Not surprisingly, Voetius did not take this well. He asked Martinus Schoock to take his defense, which Schoock did by writing a book that would be known as “The Admirable Method of René Descartes” (Admiranda methodus, 1643). Before it was even completely printed Descartes got hold of the first part of the proofs. He wrote a reply in the form of an open letter to Voetius (Epistola ad Voetium, 1643, also published in a Dutch translation), which caused new trouble. Indeed, Voetius managed to have the tables turned on Descartes, who was now accused of libel. A lawsuit followed but was stopped after an intervention of the stadtholder. Descartes turned his attention to Schoock in Groningen and, through an intervention of the French ambassador, filed a complaint with the States of Groningen—not only to the upper judicial authority of the province, but also to the highest governors of the University. In his highly ambiguous declaration before the academic tribunal Schoock put all the blame on Voetius: he was the real author of Admiranda methodus; all Schoock had done was to give it its final form. But Descartes’s attempt to use this outcome for building a new case against Voetius failed. A letter to the Utrecht municipality remained unanswered. A long and formal request to reopen the case, which Descartes sent in two languages (Dutch and French) in 1648 and in which he gave a report of his dealings with Voetius, was filed but did not lead to any action—it was published posthumously in a Latin translation in 1656 and is now known as Lettre apologétique aux Magistrats d’Utrecht.

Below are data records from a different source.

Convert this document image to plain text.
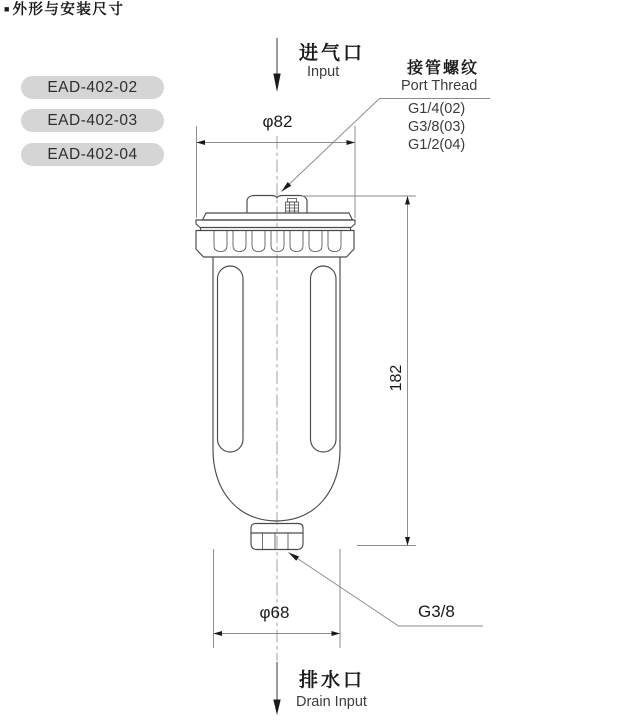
■ 外形与安装尺寸
EAD-402-02
EAD-402-03
EAD-402-04
进气口
Input	接管螺纹
Port Thread
G1/4(02)
G3/8(03)
G1/2(04)
φ82
182
φ68	G3/8
排水口
Drain Input
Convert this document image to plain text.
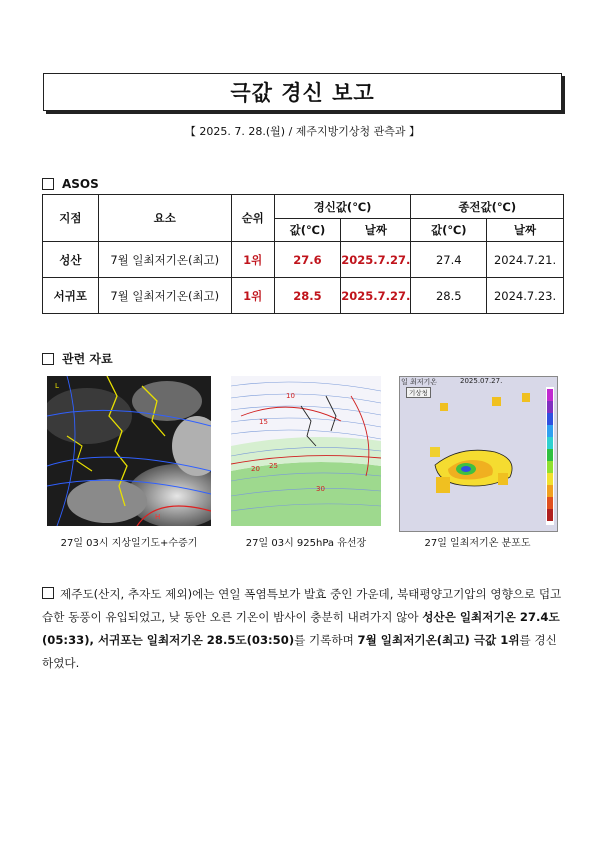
극값 경신 보고
【 2025. 7. 28.(월) / 제주지방기상청 관측과 】
ASOS
지점	요소	순위	경신값(℃)		종전값(℃)	
			값(℃)	날짜	값(℃)	날짜
성산	7월 일최저기온(최고)	1위	27.6	2025.7.27.	27.4	2024.7.21.
서귀포	7월 일최저기온(최고)	1위	28.5	2025.7.27.	28.5	2024.7.23.
관련 자료
L
H
27일 03시 지상일기도+수증기
15
20 25
30
10
27일 03시 925hPa 유선장
일 최저기온	2025.07.27.
기상청
27일 일최저기온 분포도
제주도(산지, 추자도 제외)에는 연일 폭염특보가 발효 중인 가운데, 북태평양고기압의 영향으로 덥고 습한 동풍이 유입되었고, 낮 동안 오른 기온이 밤사이 충분히 내려가지 않아 성산은 일최저기온 27.4도(05:33), 서귀포는 일최저기온 28.5도(03:50)를 기록하며 7월 일최저기온(최고) 극값 1위를 경신하였다.
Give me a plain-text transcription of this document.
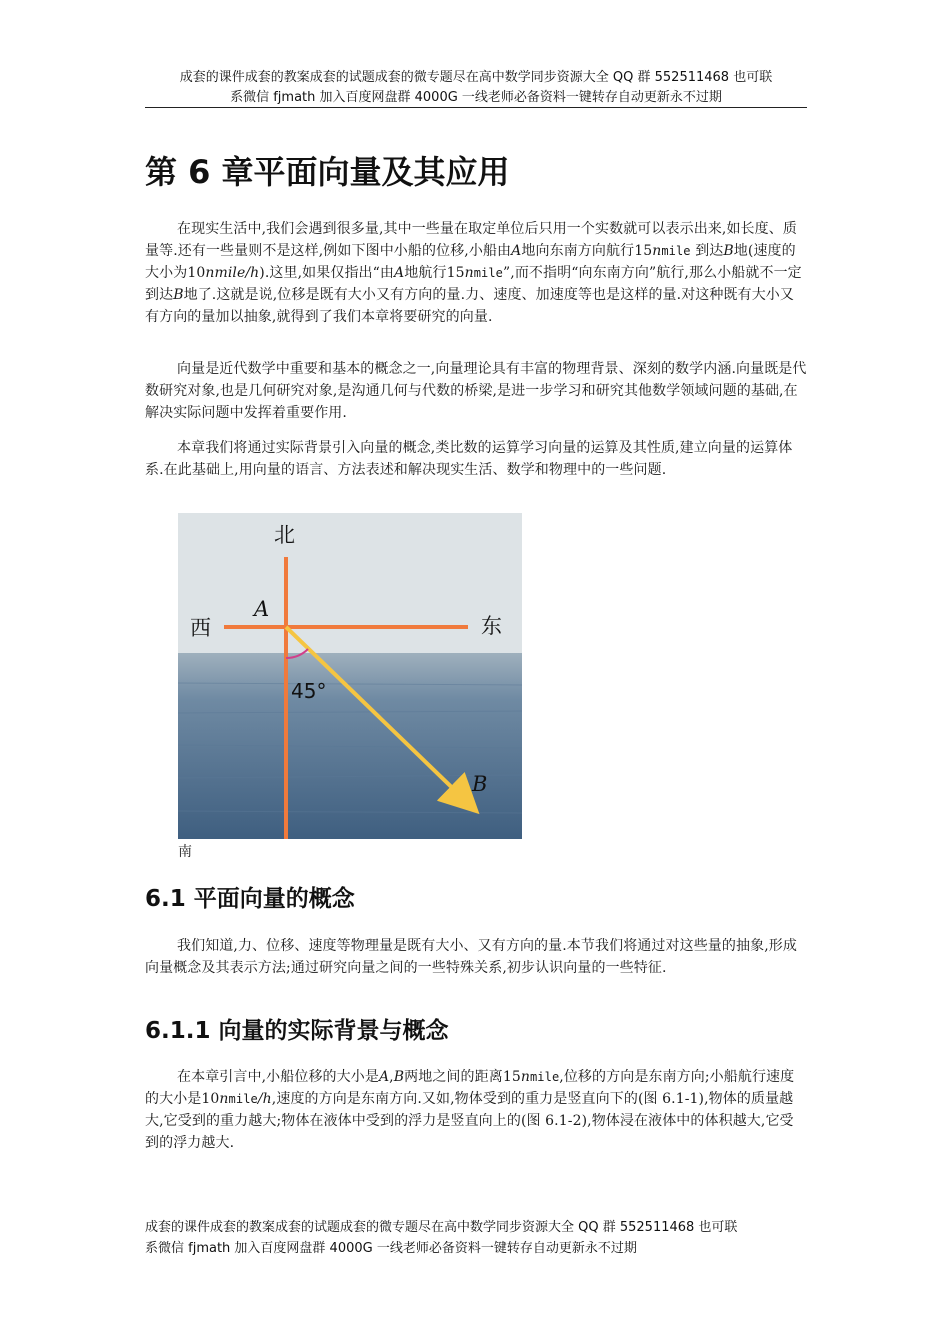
成套的课件成套的教案成套的试题成套的微专题尽在高中数学同步资源大全 QQ 群 552511468 也可联
系微信 fjmath 加入百度网盘群 4000G 一线老师必备资料一键转存自动更新永不过期
第 6 章平面向量及其应用

在现实生活中,我们会遇到很多量,其中一些量在取定单位后只用一个实数就可以表示出来,如长度、质量等.还有一些量则不是这样,例如下图中小船的位移,小船由A地向东南方向航行15nmile 到达B地(速度的大小为10nmile/h).这里,如果仅指出“由A地航行15nmile”,而不指明“向东南方向”航行,那么小船就不一定到达B地了.这就是说,位移是既有大小又有方向的量.力、速度、加速度等也是这样的量.对这种既有大小又有方向的量加以抽象,就得到了我们本章将要研究的向量.

向量是近代数学中重要和基本的概念之一,向量理论具有丰富的物理背景、深刻的数学内涵.向量既是代数研究对象,也是几何研究对象,是沟通几何与代数的桥梁,是进一步学习和研究其他数学领域问题的基础,在解决实际问题中发挥着重要作用.

本章我们将通过实际背景引入向量的概念,类比数的运算学习向量的运算及其性质,建立向量的运算体系.在此基础上,用向量的语言、方法表述和解决现实生活、数学和物理中的一些问题.

北
西	东
A
B
45°
南
6.1 平面向量的概念

我们知道,力、位移、速度等物理量是既有大小、又有方向的量.本节我们将通过对这些量的抽象,形成向量概念及其表示方法;通过研究向量之间的一些特殊关系,初步认识向量的一些特征.

6.1.1 向量的实际背景与概念

在本章引言中,小船位移的大小是A,B两地之间的距离15nmile,位移的方向是东南方向;小船航行速度的大小是10nmile/h,速度的方向是东南方向.又如,物体受到的重力是竖直向下的(图 6.1-1),物体的质量越大,它受到的重力越大;物体在液体中受到的浮力是竖直向上的(图 6.1-2),物体浸在液体中的体积越大,它受到的浮力越大.

成套的课件成套的教案成套的试题成套的微专题尽在高中数学同步资源大全 QQ 群 552511468 也可联
系微信 fjmath 加入百度网盘群 4000G 一线老师必备资料一键转存自动更新永不过期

Still, if abstraction is made from the personal feelings of bitterness Descartes may have had about how things developed, it becomes clear that the situation of Cartesian philosophy in Utrecht was not excessively bad. Not only did Regius continue to teach Cartesian ideas in the Medical Faculty; few people outside the Theological Faculty had much sympathy with Voetius. And although Voetius managed to have his two sons, Paulus (1619–67) and Daniel (1630–60), appointed reader in metaphysics, in 1652 the administrators appointed the Cartesian Johannes de Bruyn (1620–75) to the chair of philosophy. Moreover, the vacancy left by the early death of Daniel Voetius in 1660 was filled by Regnerus van Mansvelt, a representative of the new ideas. Finally, in 1663 the administration appointed Frans Burman (1628–79), a prominent representative of Coccejan theology who openly sympathized with Cartesianism, to counterbalance the influence of Voetius. It was only after the political crisis of 1672 (when with the help of the Church and the people William III took power), the occupation by the French troops (which exacted a levy from the town that impoverished it for many years), and the appointment of the very traditional Gerard de Vries as primary professor of philosophy, that reaction set in and that the University of Utrecht became one of the most anti-Cartesian of the Netherlands.